Tallahassee, FL - October 27, 2012
Florida Commissioner of Agriculture Adam H. Putnam announced today that the Florida Department of Agriculture and Consumer Services’ Florida Forest Service has signed a Memorandum of Understanding with the United States Air Force to support the military training missions in Northwest Florida, while allowing for compatible use on Florida state forests.
“The department is proud to work with the United States Air Force to provide areas where the men and women of our Armed Forces can conduct the necessary training missions to protect our country and its citizens,” said Commissioner Putnam.
“This agreement also ensures the sustainability of local economies that are based on a strong military presence, while preserving the stewardship of our state forests.”
As part of the Gulf Regional Airspace Strategic Initiative (GRASI), the department’s Florida Forest Service will allow limited military missions on portions of Blackwater River State Forest and Tate’s Hell State Forest.
According to the Air Force, expanding the training onto state forests continues the economic benefits of the military presence in the Panhandle, while protecting the state forests’ natural resources. In fact, military employment makes up for 46 percent of all jobs in Northwest Florida and provides an annual impact of more than $14.8 billion in Escambia, Santa Rosa, Okaloosa, and Bay counties.

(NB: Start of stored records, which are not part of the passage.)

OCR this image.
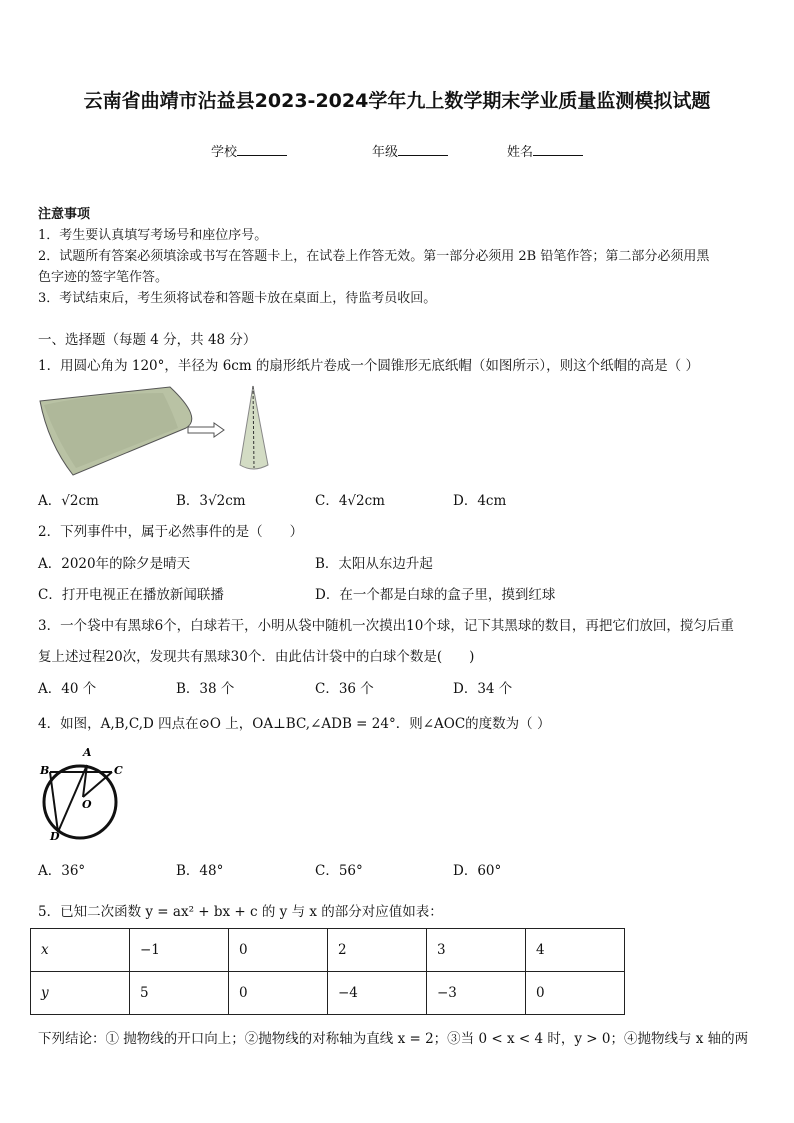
云南省曲靖市沾益县2023-2024学年九上数学期末学业质量监测模拟试题
学校	年级	姓名
注意事项
1．考生要认真填写考场号和座位序号。
2．试题所有答案必须填涂或书写在答题卡上，在试卷上作答无效。第一部分必须用 2B 铅笔作答；第二部分必须用黑
色字迹的签字笔作答。
3．考试结束后，考生须将试卷和答题卡放在桌面上，待监考员收回。
一、选择题（每题 4 分，共 48 分）
1．用圆心角为 120°，半径为 6cm 的扇形纸片卷成一个圆锥形无底纸帽（如图所示），则这个纸帽的高是（ ）
A．√2cm	B．3√2cm	C．4√2cm	D．4cm
2．下列事件中，属于必然事件的是（　　）
A．2020年的除夕是晴天	B．太阳从东边升起
C．打开电视正在播放新闻联播	D．在一个都是白球的盒子里，摸到红球
3．一个袋中有黑球6个，白球若干，小明从袋中随机一次摸出10个球，记下其黑球的数目，再把它们放回，搅匀后重
复上述过程20次，发现共有黑球30个．由此估计袋中的白球个数是(　　)
A．40 个	B．38 个	C．36 个	D．34 个
4．如图，A,B,C,D 四点在⊙O 上，OA⊥BC,∠ADB = 24°．则∠AOC的度数为（ ）
A
B	C
D
O
A．36°	B．48°	C．56°	D．60°
5．已知二次函数 y = ax² + bx + c 的 y 与 x 的部分对应值如表：
x	−1	0	2	3	4
y	5	0	−4	−3	0
下列结论：① 抛物线的开口向上；②抛物线的对称轴为直线 x = 2；③当 0 < x < 4 时，y > 0；④抛物线与 x 轴的两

The memorandum with the United States Air Force will further protect our Northwest Florida military bases from defense base closures and realignment discussions (BRAC) because of the strong state support for our military installations.
These missions will make use of existing forestry areas, such as the grass air landing strip at Blackwater River State Forest and various helicopter landing pads on Tate’s Hell State Forest.
Missions will not negatively impact recreation, public access or sustainable forestry practices on either state forest.
Before any missions are conducted, Air Force and Florida Forest Service personnel are required to develop an operations plan that outlines training specifics to guarantee minimal impact to the state forest and its users.
Only special operations, air operations, and use of existing forestry facilities will be allowed, no live ammunition will be fired on the state forests.
“The Florida Forest Service manages its state forests under a multiple-use concept that allows for sustainable forestry practices, public access recreation and other uses,” said Jim Karels, director of the Florida Forest Service.
“Allowing these exercises on our state forests is another leg of our multiple-use mission.”